Hayatın her alanında mükemmellik arayışına düşüyoruz. Kusursuz ilişkiler, eksiksiz başarılar, hatasız bir geçmiş… Oysa ne kendimiz ne de yaşadığımız dünya mükemmel. Ve belki de en büyük yanılgımız, mutluluğu bu ulaşılması zor mükemmellikte aramamız.

Çoğu zaman bir şeyleri düzeltmeye çalışırken yoruluyoruz. Kendimizi değiştiriyoruz, başkalarını değiştirmeye çalışıyoruz, hayatı sanki bir sahneymiş gibi kurguluyoruz. Fakat gerçek şu ki; hayat hiçbir zaman sadece düzgün satırlardan ibaret değil. Virgüller, noktalı virgüller, hatta bazen yanlış yazılmış kelimeler var o satırlarda. Ve aslında tam da bu kusurlar, hayatı “bizim hayatımız” yapan şeyler.

Mutluluk, her şey yolundayken değil, bir şeyler eksikken ama sen yine de içten içe “iyi ki yaşıyorum” diyebildiğinde gelir. O gün tüm planların alt üst olur ama gün batımında gökyüzüne bakarken bir huzur gelir içine… İşte o an, mutluluğun nerede gizli olduğunu fark edersin.

Kusurlu ilişkilerde hâlâ sarılabiliyorsan, kırıldığın anlarda affedebiliyorsan, hata yaptığında hala kendi yüzüne gülümseyebiliyorsan — işte o zaman hayata dair gerçek bir mutluluğa dokunuyorsun demektir. Çünkü mutluluk, pürüzsüzlüğün içinde değil; iniş çıkışlara rağmen sebat eden kalpte saklıdır.

Bazen kendine şunu hatırlatman gerekir: “Hiçbir şey mükemmel olmak zorunda değil.” Ev dağınık olabilir, kalbin yaralı olabilir, planların bozulmuş olabilir… Ama tüm bu düzensizliğe rağmen bir fincan kahveyle içini ısıtabiliyorsan, bir dostun sesiyle gülümseyebiliyorsan, sabah gözünü açtığında bir umut hissedebiliyorsan — o anları küçümseme. Çünkü gerçek mutluluk işte o anlarda yaşanır.

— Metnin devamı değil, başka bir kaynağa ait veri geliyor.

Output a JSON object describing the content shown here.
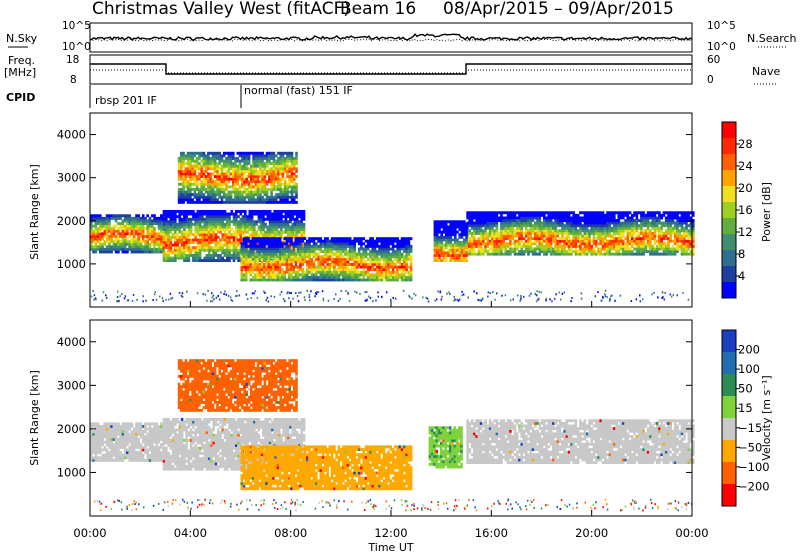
{
  "title": "Christmas Valley West (fitACF)",
  "beam": "Beam 16",
  "date_range": "08/Apr/2015 – 09/Apr/2015",
  "top_panel": {
    "left_labels": {
      "nsky": "N.Sky",
      "freq_line1": "Freq.",
      "freq_line2": "[MHz]",
      "cpid": "CPID"
    },
    "right_labels": {
      "nsearch": "N.Search",
      "nave": "Nave"
    },
    "nsky_ticks": [
      "10^5",
      "10^0"
    ],
    "nsearch_ticks": [
      "10^5",
      "10^0"
    ],
    "freq_ticks": [
      "18",
      "8"
    ],
    "nave_ticks": [
      "60",
      "0"
    ],
    "cpid_labels": [
      "rbsp 201 IF",
      "normal (fast) 151 IF"
    ]
  },
  "x_axis": {
    "label": "Time UT",
    "ticks": [
      "00:00",
      "04:00",
      "08:00",
      "12:00",
      "16:00",
      "20:00",
      "00:00"
    ]
  },
  "colors": {
    "power_scale": [
      "#0000ff",
      "#1f3fa0",
      "#2e6e90",
      "#3f8f6e",
      "#5fae3e",
      "#9fcf20",
      "#f0e020",
      "#ffa500",
      "#ff6000",
      "#ff2a00",
      "#ff0000"
    ],
    "velocity_scale": [
      "#ff0000",
      "#ff6000",
      "#ffa800",
      "#c8c8c8",
      "#7fd23a",
      "#2a8e52",
      "#1f6fb0",
      "#1a3fbf"
    ]
  },
  "chart_data": [
    {
      "type": "heatmap",
      "panel": "power",
      "ylabel": "Slant Range [km]",
      "ylim": [
        0,
        4500
      ],
      "yticks": [
        1000,
        2000,
        3000,
        4000
      ],
      "xlim_hours": [
        0,
        24
      ],
      "colorbar": {
        "label": "Power [dB]",
        "ticks": [
          "28",
          "24",
          "20",
          "16",
          "12",
          "8",
          "4"
        ]
      },
      "bands": [
        {
          "t0": 0.0,
          "t1": 2.9,
          "range_lo": 1250,
          "range_hi": 2150,
          "peak": 1600
        },
        {
          "t0": 2.9,
          "t1": 8.5,
          "range_lo": 1050,
          "range_hi": 2200,
          "peak": 1500
        },
        {
          "t0": 6.0,
          "t1": 12.8,
          "range_lo": 600,
          "range_hi": 1600,
          "peak": 950
        },
        {
          "t0": 3.5,
          "t1": 8.2,
          "range_lo": 2400,
          "range_hi": 3600,
          "peak": 3000
        },
        {
          "t0": 15.0,
          "t1": 24.0,
          "range_lo": 1200,
          "range_hi": 2200,
          "peak": 1500
        },
        {
          "t0": 13.7,
          "t1": 15.0,
          "range_lo": 1050,
          "range_hi": 2000,
          "peak": 1250
        }
      ]
    },
    {
      "type": "heatmap",
      "panel": "velocity",
      "ylabel": "Slant Range [km]",
      "ylim": [
        0,
        4500
      ],
      "yticks": [
        1000,
        2000,
        3000,
        4000
      ],
      "xlim_hours": [
        0,
        24
      ],
      "colorbar": {
        "label": "Velocity [m s⁻¹]",
        "ticks": [
          "200",
          "100",
          "50",
          "15",
          "−15",
          "−50",
          "−100",
          "−200"
        ]
      },
      "bands": [
        {
          "t0": 0.0,
          "t1": 2.9,
          "range_lo": 1250,
          "range_hi": 2150,
          "velocity": 0
        },
        {
          "t0": 2.9,
          "t1": 8.5,
          "range_lo": 1050,
          "range_hi": 2200,
          "velocity": 0
        },
        {
          "t0": 6.0,
          "t1": 12.8,
          "range_lo": 600,
          "range_hi": 1600,
          "velocity": -40
        },
        {
          "t0": 3.5,
          "t1": 8.2,
          "range_lo": 2400,
          "range_hi": 3600,
          "velocity": -120
        },
        {
          "t0": 15.0,
          "t1": 24.0,
          "range_lo": 1200,
          "range_hi": 2200,
          "velocity": 0
        },
        {
          "t0": 13.5,
          "t1": 14.8,
          "range_lo": 1100,
          "range_hi": 2050,
          "velocity": 40
        }
      ]
    }
  ]
}
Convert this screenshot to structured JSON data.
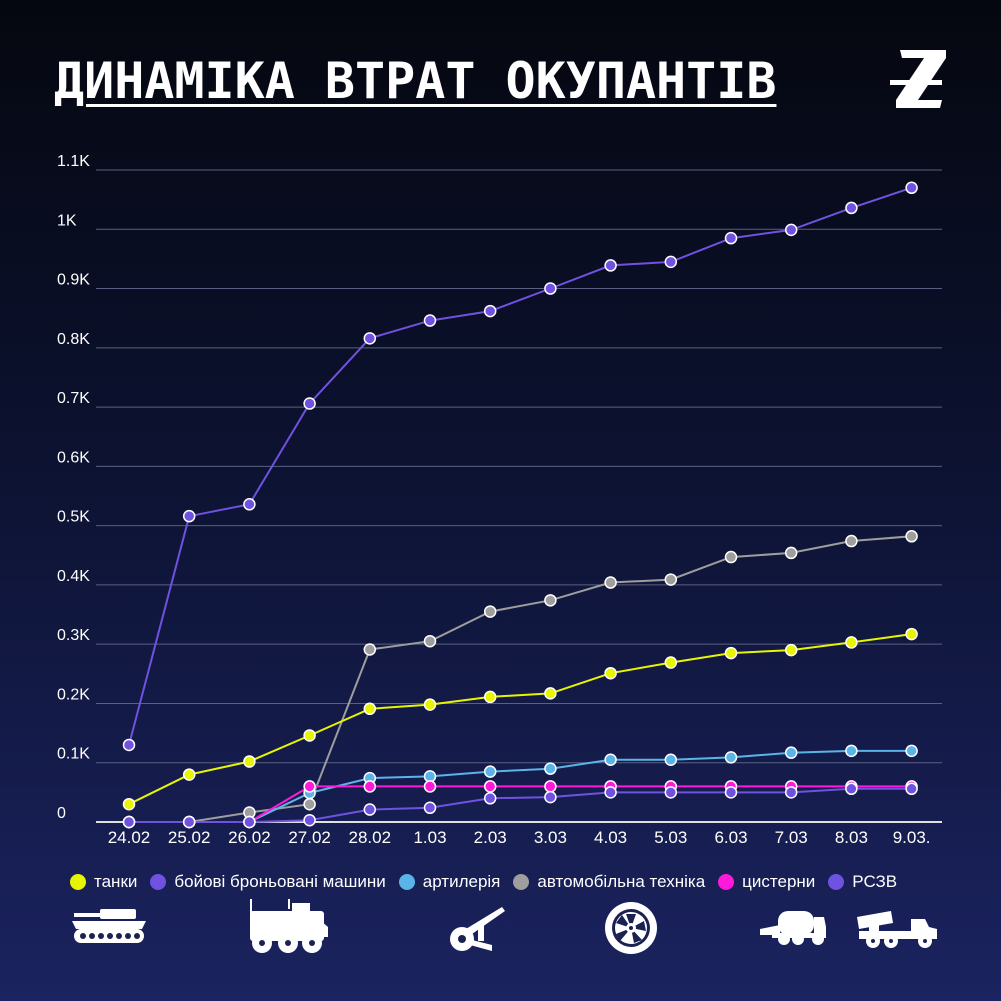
{
  "title": "ДИНАМІКА ВТРАТ ОКУПАНТІВ",
  "logo": "Z-logo-icon",
  "icons": [
    "tank-icon",
    "armored-vehicle-icon",
    "artillery-icon",
    "wheel-icon",
    "tanker-truck-icon",
    "rocket-launcher-icon"
  ],
  "chart_data": {
    "type": "line",
    "categories": [
      "24.02",
      "25.02",
      "26.02",
      "27.02",
      "28.02",
      "1.03",
      "2.03",
      "3.03",
      "4.03",
      "5.03",
      "6.03",
      "7.03",
      "8.03",
      "9.03."
    ],
    "y_ticks": [
      "0",
      "0.1K",
      "0.2K",
      "0.3K",
      "0.4K",
      "0.5K",
      "0.6K",
      "0.7K",
      "0.8K",
      "0.9K",
      "1K",
      "1.1K"
    ],
    "ylim": [
      0,
      1100
    ],
    "grid": true,
    "legend_position": "bottom",
    "series": [
      {
        "name": "танки",
        "color": "#e8f500",
        "values": [
          30,
          80,
          102,
          146,
          191,
          198,
          211,
          217,
          251,
          269,
          285,
          290,
          303,
          317
        ]
      },
      {
        "name": "бойові броньовані машини",
        "color": "#6f52e0",
        "values": [
          130,
          516,
          536,
          706,
          816,
          846,
          862,
          900,
          939,
          945,
          985,
          999,
          1036,
          1070
        ]
      },
      {
        "name": "артилерія",
        "color": "#5ab4e8",
        "values": [
          0,
          0,
          0,
          49,
          74,
          77,
          85,
          90,
          105,
          105,
          109,
          117,
          120,
          120
        ]
      },
      {
        "name": "автомобільна техніка",
        "color": "#9e9e9e",
        "values": [
          0,
          0,
          16,
          30,
          291,
          305,
          355,
          374,
          404,
          409,
          447,
          454,
          474,
          482
        ]
      },
      {
        "name": "цистерни",
        "color": "#ff1ad9",
        "values": [
          0,
          0,
          0,
          60,
          60,
          60,
          60,
          60,
          60,
          60,
          60,
          60,
          60,
          60
        ]
      },
      {
        "name": "РСЗВ",
        "color": "#6f52e0",
        "values": [
          0,
          0,
          0,
          3,
          21,
          24,
          40,
          42,
          50,
          50,
          50,
          50,
          56,
          56
        ]
      }
    ]
  }
}
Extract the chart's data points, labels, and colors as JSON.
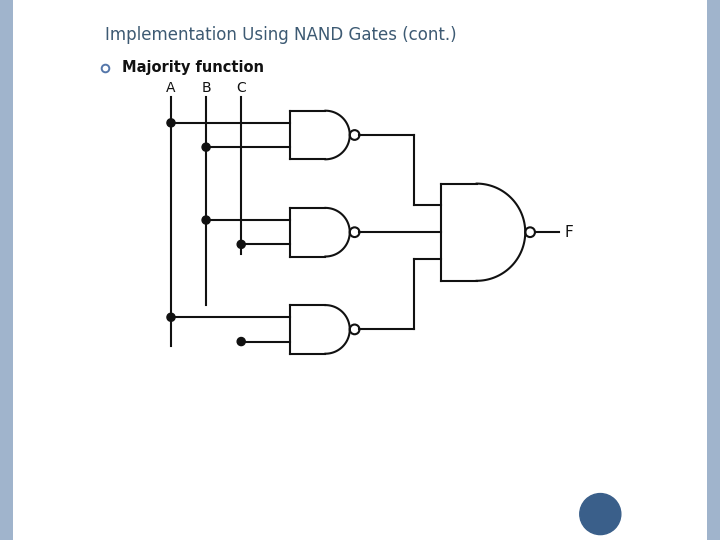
{
  "title_parts": [
    {
      "text": "I",
      "size": 14,
      "small": false
    },
    {
      "text": "MPLEMENTATION ",
      "size": 10,
      "small": true
    },
    {
      "text": "U",
      "size": 14,
      "small": false
    },
    {
      "text": "SING ",
      "size": 10,
      "small": true
    },
    {
      "text": "NAND ",
      "size": 14,
      "small": false
    },
    {
      "text": "G",
      "size": 14,
      "small": false
    },
    {
      "text": "ATES (",
      "size": 10,
      "small": true
    },
    {
      "text": "CONT.",
      "size": 10,
      "small": true
    },
    {
      "text": ")",
      "size": 10,
      "small": true
    }
  ],
  "title_str": "IMPLEMENTATION USING NAND GATES (CONT.)",
  "subtitle": "Majority function",
  "title_color": "#3d5a73",
  "background_color": "#ffffff",
  "panel_color": "#ffffff",
  "border_color": "#a0b4cc",
  "bullet_color": "#5577aa",
  "text_color": "#111111",
  "circle_color": "#3a5f8a",
  "line_color": "#111111",
  "input_labels": [
    "A",
    "B",
    "C"
  ],
  "output_label": "F"
}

Toplum bize sürekli "daha iyisini", "daha fazlasını" telkin ediyor. Daha güzel bir beden, daha iyi bir kariyer, daha huzurlu bir hayat… Ama hiçbir şeyin yetmediği bir yerde “olduğu kadar” diyebilmek, insanın kendine en büyük hediyesidir. Çünkü huzur, kendine karşı dürüst olduğun yerde başlar. Mükemmel olmaya çalışırken değil, eksiklerine rağmen kendini sevmeyi öğrendiğinde gerçek mutluluğu yaşarsın.

Belki hayatın sana sunduğu her şey tam değil, belki bazı hayallerin yarım kaldı. Ama o yarımların içinde bile tamamlanmış bir ruh hâli olabilir. Mutluluk bir varış noktası değil, bir kabulleniştir. Kusurlarına rağmen yürüyebilmektir. Eksiklerine rağmen gülümseyebilmektir.

Unutma, mükemmellik soğuktur; ama kusurların içinde saklı huzur, sıcaktır. Ve en gerçek mutluluk da tam oradadır.

Sevgilerimle, kalbi güzel, sözü güzel kıymetli okurlarım.